The results speak for themselves.

Unfortunately, the model doesn't hold for the mentally ill. There is no test for that. Impressions are subjective. Germanwings (an airline I fly frequently these days) has absolutely no interest in retaining a pilot that has mental health issues. Unfortunately, the individual has every incentive to hide those issues from the company, and the system itself has nothing to offer. In Europe, there seems to be a greater tendency Not a lot.

The report with the recommendations, which has been presented to the European transportation commissioner, Violeta Bulc, for review, follows more than two months of discussions led by the regulator, the European Aviation Safety Agency, after the March 24 crash of a Germanwings airliner. The flight’s co-pilot had a history of severe depression and had shown suicidal tendencies.

The mind boggles.

If accepted by the European Commission officials, the changes could take effect within the next year.
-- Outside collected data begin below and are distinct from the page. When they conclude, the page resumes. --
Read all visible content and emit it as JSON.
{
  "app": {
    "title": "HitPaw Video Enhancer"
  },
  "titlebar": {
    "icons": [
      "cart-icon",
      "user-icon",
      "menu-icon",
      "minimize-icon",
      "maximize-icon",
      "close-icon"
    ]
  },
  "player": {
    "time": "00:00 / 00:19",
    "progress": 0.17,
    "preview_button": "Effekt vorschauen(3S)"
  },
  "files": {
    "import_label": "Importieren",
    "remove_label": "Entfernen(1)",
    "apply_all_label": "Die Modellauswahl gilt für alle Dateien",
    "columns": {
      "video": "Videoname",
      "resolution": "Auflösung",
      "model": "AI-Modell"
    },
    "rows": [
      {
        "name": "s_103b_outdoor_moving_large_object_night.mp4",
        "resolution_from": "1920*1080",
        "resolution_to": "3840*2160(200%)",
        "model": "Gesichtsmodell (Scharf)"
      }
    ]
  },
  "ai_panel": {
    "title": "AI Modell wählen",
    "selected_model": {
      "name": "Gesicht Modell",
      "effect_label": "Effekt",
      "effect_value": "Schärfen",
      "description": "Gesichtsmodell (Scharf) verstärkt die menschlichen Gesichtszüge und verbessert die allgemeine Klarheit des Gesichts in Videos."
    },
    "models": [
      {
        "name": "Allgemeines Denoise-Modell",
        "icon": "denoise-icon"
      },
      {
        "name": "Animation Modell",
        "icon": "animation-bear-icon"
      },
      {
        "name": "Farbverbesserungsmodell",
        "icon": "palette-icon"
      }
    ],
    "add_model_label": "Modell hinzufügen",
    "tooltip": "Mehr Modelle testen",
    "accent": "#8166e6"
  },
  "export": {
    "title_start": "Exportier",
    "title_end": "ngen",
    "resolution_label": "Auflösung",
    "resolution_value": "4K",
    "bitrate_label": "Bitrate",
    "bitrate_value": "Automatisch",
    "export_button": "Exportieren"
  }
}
But the initial proposal has already been watered down, notably because of privacy concerns from Germany, and officials said they were prepared for delicate negotiations over the coming months with European pilots’ unions, which have until now resisted such monitoring as overly intrusive and only minimally effective in improving safety

There are some jobs, easily enough identified, that by their very nature put themselves beyond "privacy concerns". If you wish your privacy concerns to be paramount, find something else to do. Just as, in the US, the FAA doesn't give a damn about probable cause: if your number comes up for a random urinalysis, then a urinalysis you will do.

Aside from its new medical oversight proposals, the task force that issued the report said it would maintain its recommendation that two crew members be present in the cockpit at all times. The two-person rule, which was standard in the United States and other parts of the world after the Sept. 11, 2001, terrorist attacks, was not widely adopted in Europe before the Germanwings crash.

Well, duh. Flight attendants don't have a clue about how to fly the airplane, but they do know how to make a move to the door. The standard practice for FAs in the US is to sit in the vacant seat, which does no good whatsoever. If I was Head Dude What's in Charge, I would have them stand right at the flight deck door, ready to open it at the first sign of homocidal insanity.

So, where does that leave us?

Largely subject to fortune. There is no getting around that if a pilot wishes badly enough to kill everyone en route to his own suicide, he is likely to achieve his goal. MH270 has proved that***. Insisting upon a regime that treats all occurrences of depression as another mass murder will eliminate self-admission; yet, even self-admission is scarcely any better. Unlike alcohol, there is no blood-depression test.

For the US residents in the audience, your sleep will be less troubled in knowing that the experience requirements are high enough to have, so far, almost, provided a sufficient barrier to letting homicidal maniacs at the controls. As for everyone else, you can spend more time wondering just why it is that suicides occasionally insist upon including so many others in their desire for self destruction.



* Civil aviation costs in the US aren't at the prohibitive levels of Europe, but they have been heading skyward over the last 40 years (h/t !@#$%^& scum bag *&^%$#@! lawyers). At the end of the Cold War, the Navy and Air Force were producing about 3,000 fixed wing pilots per year. Now that number is below 900. A few weeks ago, I saw a presentation from our Chief Pilot. According to him, US airlines will run out of qualified candidates in three years.

** Some luck is involved here. FedEx 705 should have been an absolute horror show: the intent was to crash the plane into the Memphis hub.

*** The recent discovery of a piece from MH270 should shed some light. Having been through a mishap investigation course, I have some knowledge as to how much information metallurgists can get out of a piece of airplane: more than you would think possible. To my amateur eye, the piece separated without significant impact damage, which suggests that the attach points failed. Therefore, my guess is that the suicidal pilot ditched the airplane, which, in turn, makes the search area so large that we can confidently predict we will never find the wreckage.